Use of antipsychotic medications exemplifies psychiatrists' need to make high-risk treatment decisions in the face of uncertainty. In North America in the early 1990s, most antipsychotics in use were first-generation agents, such as haloperidol. These medications were often poorly tolerated, with distressing extrapyramidal side effects and the risk of tardive dyskinesia. Only one second-generation antipsychotic—clozapine—provided an alternative, but it carried the risk of toxic side effects, such as agranulocytosis.
Hope appeared in the form of other second-generation antipsychotics—risperidone in 1994, olanzapine in 1995, and quetiapine in 1997. Many patients appeared to tolerate them better than traditional agents. The next few years revealed an unexpectedly high prevalence and severity of weight gain, hyperlipidemia, and diabetes from use of second-generation antipsychotics.
This issue of Psychiatric Services features a special section on interpreting the results of Clinical Antipsychotic Trials of Intervention Effectiveness (CATIE). CATIE and a similar study in the United Kingdom—CUtLASS (Cost Utility of the Latest Antipsychotic Drugs in Severe Schizophrenia)—failed to find substantial differences in clinical outcome between first- and second-generation antipsychotics. Should we have questioned spending a hundred times more for second-generation antipsychotics in order to have a different side-effect profile and more medication choices? What can psychiatrists learn from this experience?

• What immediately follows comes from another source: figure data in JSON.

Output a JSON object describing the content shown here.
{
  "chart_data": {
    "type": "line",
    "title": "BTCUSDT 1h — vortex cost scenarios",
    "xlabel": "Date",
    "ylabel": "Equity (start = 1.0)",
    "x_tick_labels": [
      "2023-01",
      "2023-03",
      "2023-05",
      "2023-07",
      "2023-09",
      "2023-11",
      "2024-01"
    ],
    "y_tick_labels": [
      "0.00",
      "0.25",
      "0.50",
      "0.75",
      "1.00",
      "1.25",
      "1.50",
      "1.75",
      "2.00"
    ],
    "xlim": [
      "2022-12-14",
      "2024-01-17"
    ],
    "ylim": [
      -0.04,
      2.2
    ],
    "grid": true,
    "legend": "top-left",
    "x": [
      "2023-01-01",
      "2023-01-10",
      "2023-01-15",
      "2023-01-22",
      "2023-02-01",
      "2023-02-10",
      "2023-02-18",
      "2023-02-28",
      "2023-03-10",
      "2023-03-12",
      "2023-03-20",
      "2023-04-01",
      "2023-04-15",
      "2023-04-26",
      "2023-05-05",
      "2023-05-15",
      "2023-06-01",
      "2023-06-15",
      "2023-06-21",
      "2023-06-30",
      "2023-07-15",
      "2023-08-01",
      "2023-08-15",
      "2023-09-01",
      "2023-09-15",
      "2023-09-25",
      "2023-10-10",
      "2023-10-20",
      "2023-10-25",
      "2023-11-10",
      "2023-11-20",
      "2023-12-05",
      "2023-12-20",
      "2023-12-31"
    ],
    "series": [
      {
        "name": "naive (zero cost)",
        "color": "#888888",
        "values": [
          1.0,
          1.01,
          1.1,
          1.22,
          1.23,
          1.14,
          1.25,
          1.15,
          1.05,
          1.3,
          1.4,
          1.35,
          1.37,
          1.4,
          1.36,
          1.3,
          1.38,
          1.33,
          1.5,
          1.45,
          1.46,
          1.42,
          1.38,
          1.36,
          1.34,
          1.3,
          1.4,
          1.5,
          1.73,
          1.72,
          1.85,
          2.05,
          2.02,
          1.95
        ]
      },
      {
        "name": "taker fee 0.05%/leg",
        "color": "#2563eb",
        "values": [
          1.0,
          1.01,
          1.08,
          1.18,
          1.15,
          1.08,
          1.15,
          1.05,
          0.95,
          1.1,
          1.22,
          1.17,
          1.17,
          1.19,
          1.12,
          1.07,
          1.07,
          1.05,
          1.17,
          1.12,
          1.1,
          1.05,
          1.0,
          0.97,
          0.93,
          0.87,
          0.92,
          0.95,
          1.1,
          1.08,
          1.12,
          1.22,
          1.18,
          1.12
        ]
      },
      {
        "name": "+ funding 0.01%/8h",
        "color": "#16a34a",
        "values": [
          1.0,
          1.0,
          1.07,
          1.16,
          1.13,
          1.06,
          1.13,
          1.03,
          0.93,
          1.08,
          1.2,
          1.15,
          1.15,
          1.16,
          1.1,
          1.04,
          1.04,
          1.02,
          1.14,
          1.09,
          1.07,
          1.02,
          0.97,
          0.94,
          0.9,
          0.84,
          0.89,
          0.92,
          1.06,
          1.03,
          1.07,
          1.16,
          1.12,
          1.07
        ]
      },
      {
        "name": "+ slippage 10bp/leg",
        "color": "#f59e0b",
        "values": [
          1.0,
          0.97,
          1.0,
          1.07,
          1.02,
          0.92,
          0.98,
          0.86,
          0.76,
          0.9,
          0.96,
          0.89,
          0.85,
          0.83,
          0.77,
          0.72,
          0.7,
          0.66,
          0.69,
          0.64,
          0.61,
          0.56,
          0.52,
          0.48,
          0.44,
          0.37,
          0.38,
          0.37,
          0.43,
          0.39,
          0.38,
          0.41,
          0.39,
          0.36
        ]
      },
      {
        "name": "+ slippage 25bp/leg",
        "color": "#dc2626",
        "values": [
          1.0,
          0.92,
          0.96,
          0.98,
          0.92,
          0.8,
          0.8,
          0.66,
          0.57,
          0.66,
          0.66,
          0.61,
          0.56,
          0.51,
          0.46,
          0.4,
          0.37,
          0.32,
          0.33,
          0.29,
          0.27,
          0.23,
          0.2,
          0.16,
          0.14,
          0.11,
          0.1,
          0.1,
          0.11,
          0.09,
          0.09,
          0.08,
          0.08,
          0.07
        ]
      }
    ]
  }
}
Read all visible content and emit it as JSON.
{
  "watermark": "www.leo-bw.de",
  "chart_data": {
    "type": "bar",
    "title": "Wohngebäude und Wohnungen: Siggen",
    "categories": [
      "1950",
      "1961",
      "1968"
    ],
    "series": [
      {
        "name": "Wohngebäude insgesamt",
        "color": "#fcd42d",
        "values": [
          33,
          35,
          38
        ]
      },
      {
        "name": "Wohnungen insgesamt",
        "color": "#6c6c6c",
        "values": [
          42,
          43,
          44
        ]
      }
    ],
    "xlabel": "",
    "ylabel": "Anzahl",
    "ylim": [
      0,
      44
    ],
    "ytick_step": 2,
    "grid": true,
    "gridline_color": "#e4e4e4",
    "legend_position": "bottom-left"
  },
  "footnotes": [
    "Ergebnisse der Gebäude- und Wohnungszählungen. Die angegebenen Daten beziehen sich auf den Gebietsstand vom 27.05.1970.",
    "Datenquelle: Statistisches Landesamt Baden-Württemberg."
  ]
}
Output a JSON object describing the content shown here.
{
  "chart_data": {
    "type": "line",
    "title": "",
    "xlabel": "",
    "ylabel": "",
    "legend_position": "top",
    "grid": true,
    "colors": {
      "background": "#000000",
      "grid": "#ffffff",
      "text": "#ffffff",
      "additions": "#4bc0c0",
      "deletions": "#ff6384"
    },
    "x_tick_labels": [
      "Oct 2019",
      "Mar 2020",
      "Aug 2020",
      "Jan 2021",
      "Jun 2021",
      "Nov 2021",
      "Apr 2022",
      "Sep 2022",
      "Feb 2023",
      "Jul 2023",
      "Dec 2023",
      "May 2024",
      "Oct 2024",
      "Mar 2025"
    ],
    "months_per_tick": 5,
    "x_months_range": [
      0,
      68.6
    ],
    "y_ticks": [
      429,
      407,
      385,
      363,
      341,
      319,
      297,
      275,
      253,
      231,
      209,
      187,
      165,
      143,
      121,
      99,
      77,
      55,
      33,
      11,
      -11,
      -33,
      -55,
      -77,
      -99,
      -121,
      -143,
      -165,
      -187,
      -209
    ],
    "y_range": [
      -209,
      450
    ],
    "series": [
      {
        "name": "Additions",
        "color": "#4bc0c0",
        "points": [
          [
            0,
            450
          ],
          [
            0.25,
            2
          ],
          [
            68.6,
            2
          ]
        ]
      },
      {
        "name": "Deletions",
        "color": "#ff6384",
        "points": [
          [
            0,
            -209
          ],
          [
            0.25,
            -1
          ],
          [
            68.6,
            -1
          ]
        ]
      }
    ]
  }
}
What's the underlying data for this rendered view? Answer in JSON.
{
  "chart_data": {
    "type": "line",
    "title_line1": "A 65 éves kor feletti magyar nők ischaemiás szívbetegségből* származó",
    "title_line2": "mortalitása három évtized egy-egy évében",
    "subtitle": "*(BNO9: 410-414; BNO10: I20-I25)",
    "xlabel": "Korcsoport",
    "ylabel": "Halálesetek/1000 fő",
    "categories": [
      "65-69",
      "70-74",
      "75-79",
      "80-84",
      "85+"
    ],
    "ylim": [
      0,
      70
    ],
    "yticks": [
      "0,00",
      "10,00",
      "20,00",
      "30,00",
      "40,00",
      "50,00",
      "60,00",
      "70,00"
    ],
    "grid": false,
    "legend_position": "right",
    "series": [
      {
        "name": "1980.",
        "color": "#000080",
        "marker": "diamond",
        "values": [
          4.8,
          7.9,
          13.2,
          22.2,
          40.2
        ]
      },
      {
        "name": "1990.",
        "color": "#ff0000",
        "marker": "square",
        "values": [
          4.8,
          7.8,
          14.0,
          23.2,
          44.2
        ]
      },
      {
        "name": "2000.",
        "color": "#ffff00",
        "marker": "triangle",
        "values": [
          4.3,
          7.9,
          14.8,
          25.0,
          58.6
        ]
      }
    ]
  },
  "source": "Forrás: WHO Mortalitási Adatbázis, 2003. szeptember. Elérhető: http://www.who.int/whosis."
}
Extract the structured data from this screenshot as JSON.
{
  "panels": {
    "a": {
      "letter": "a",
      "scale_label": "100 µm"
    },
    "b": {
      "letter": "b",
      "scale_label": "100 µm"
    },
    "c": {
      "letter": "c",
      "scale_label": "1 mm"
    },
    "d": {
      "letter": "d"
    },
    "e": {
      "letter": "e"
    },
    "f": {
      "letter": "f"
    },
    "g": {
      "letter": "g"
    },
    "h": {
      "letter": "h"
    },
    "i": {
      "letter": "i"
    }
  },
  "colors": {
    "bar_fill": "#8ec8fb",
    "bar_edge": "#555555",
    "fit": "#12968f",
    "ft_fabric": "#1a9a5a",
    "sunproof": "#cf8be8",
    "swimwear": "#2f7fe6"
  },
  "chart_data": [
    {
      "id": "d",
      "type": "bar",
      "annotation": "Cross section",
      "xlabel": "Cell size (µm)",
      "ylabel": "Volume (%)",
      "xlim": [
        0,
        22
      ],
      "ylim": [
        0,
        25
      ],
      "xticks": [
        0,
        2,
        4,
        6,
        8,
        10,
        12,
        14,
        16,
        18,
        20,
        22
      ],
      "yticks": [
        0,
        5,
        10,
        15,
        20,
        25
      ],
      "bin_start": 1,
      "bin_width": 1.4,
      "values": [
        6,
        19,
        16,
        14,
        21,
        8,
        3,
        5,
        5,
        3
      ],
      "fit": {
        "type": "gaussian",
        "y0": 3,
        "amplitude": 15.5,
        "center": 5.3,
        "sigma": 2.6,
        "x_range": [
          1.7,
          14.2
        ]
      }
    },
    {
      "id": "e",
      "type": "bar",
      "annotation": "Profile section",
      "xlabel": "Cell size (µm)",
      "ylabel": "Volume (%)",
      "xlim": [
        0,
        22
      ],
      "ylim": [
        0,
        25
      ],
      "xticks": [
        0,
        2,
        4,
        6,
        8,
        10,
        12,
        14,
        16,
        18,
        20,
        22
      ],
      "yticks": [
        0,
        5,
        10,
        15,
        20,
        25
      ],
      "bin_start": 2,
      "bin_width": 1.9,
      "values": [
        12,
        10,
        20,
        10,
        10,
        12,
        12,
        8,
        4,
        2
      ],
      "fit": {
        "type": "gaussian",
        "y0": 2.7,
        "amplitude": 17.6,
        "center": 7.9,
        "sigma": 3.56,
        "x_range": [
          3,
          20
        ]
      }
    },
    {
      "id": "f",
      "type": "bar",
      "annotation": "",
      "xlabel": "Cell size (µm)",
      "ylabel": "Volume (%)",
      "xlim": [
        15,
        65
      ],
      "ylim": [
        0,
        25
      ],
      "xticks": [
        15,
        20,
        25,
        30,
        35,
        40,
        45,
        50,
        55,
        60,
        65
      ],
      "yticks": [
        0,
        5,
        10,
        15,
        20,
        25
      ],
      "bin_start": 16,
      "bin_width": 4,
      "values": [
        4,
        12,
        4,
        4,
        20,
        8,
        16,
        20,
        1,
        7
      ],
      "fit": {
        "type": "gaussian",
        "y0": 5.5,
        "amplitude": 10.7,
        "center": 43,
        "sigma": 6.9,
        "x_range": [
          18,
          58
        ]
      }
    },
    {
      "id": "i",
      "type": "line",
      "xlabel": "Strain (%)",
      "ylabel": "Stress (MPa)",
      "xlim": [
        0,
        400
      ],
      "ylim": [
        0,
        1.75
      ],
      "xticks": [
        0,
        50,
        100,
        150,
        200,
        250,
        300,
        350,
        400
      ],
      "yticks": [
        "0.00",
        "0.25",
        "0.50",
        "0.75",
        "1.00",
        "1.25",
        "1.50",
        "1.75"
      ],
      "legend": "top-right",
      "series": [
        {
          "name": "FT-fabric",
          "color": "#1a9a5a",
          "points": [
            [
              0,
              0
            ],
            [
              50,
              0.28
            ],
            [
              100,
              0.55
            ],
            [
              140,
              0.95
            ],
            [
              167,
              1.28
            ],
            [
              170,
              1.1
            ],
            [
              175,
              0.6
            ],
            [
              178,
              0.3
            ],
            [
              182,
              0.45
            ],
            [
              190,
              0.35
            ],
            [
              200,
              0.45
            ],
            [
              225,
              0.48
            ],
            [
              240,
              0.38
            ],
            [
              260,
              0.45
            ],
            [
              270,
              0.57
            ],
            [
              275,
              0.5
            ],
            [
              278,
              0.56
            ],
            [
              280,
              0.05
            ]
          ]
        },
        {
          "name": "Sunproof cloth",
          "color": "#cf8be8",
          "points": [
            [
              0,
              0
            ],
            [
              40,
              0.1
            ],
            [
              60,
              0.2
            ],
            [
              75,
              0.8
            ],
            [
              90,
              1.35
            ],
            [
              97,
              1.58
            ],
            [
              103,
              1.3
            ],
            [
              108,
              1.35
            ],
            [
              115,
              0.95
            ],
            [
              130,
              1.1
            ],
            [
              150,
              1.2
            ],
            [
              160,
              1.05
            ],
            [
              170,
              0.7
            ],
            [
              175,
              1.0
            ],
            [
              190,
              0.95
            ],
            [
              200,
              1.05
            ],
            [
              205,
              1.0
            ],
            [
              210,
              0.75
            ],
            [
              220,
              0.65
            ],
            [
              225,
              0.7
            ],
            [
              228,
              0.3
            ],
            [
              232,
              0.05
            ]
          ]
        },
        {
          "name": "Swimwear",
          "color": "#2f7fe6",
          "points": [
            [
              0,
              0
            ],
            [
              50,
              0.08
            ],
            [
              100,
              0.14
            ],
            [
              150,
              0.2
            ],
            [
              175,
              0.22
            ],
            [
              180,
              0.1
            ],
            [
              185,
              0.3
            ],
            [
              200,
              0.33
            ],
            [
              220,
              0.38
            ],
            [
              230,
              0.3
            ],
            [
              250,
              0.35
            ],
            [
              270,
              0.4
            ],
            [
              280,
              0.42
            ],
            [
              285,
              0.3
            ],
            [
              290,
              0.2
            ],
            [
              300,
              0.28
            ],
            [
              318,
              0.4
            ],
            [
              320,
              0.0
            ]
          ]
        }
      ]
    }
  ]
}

We professionals share the human tendency to embrace fads. We shift between psychosocial and neurobiological paradigms when an ongoing balance would better serve everyone.Objectivity depends on having independent resources and authority to oversee the conduct of clinical trials with human subjects and the analyses of resulting data. Hidden and vague agendas, including profit motives, undoubtedly influence psychiatric research, publication, and practice. For the process to be truly "evidence based," it must be transparent.
Tradeoffs related to clinical effectiveness, safety, adverse effects, and cost strike a balance between these important factors, but tradeoffs are not solutions. We must therefore strive for optimum balance and transparency by increasing collective awareness of these tradeoffs and by anticipating risks, benefits, alternatives, and costs about which we cannot be certain. And we must share the uncertainties with our patients. Informed consent helps to ensure that patients are aware of their options for treatment, including no treatment, and of how their preferences and individual characteristics might influence their quality of life. Increasing patients' participation in informed decision making empowers both patients and their clinicians and respects patients' autonomy.